When a relationship stops being what it once was and loses its pizzazz and compassion, couples have a few options.
They can air their grievances and work to fix the underlying problems. Or, if they are unable or unwilling to do either of the above, they can "take a break."What exactly this entails varies by couple, but implied in this approach is at least a sliver of hope that the relationship will continue, but only after both partners spend some time apart to figure out if their hearts are still in it.
They remain in relationships they know aren't working either because of fear, inertia or comfort, Katz added.They're grown-ups now, ages 45 to 59, scattered across the country.Don't let your relationship become "on-again, off-again." Couples who decide to take a break once shouldn't let it become a habit.Coleman said she sees this pattern far too often with couples who "stay together for the wrong reasons," break up and then get back together hoping the situation will be different — only to find it is the same.But if you eventually pick up where you left off, don't be surprised if the problems stuck around."People often return from the break with renewed hope, and yet once again face the disappointment that the same issues remain glaring in their faces, unchanged," said Fran Walfish, a psychotherapist based in Beverly Hills, Calif.

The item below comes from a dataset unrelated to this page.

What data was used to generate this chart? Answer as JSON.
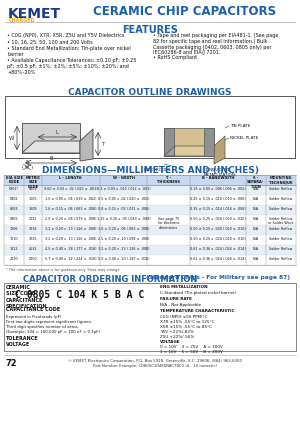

"Taking a break is really a form of avoidance." Tyson Runkle and his pals drew stares when they ducked into the grocery store for some 21st-century party essentials: beer, steak and a month's supply of diapers. I have a great job and a busy social life in an awesome city that I adore. Without any warning, I got the "we need to talk" text while at work on my THIRD day of my new job. This is because about six months ago, my pretty close to perfect, 5 year relationship with the love of my life (I'm talking Pinterest-planned wedding) abruptly ended.But once every year, they travel to various locales to become kids again, short-sheeting each other's beds and dousing showering roommates with ice water. (Leslie Mann)In theory, a break is meant to give both partners the latitude needed to honestly evaluate the relationship and decide if it's worth saving.In reality, spending time apart only further inhibits a couple's ability to "actively deal with the issues that led to the suggestion to take the break in the first place," said Toni Coleman, a psychotherapist and relationship coach based in Mc Lean, Va.It's easy to not fight with someone when you don't see or speak to that person for two months.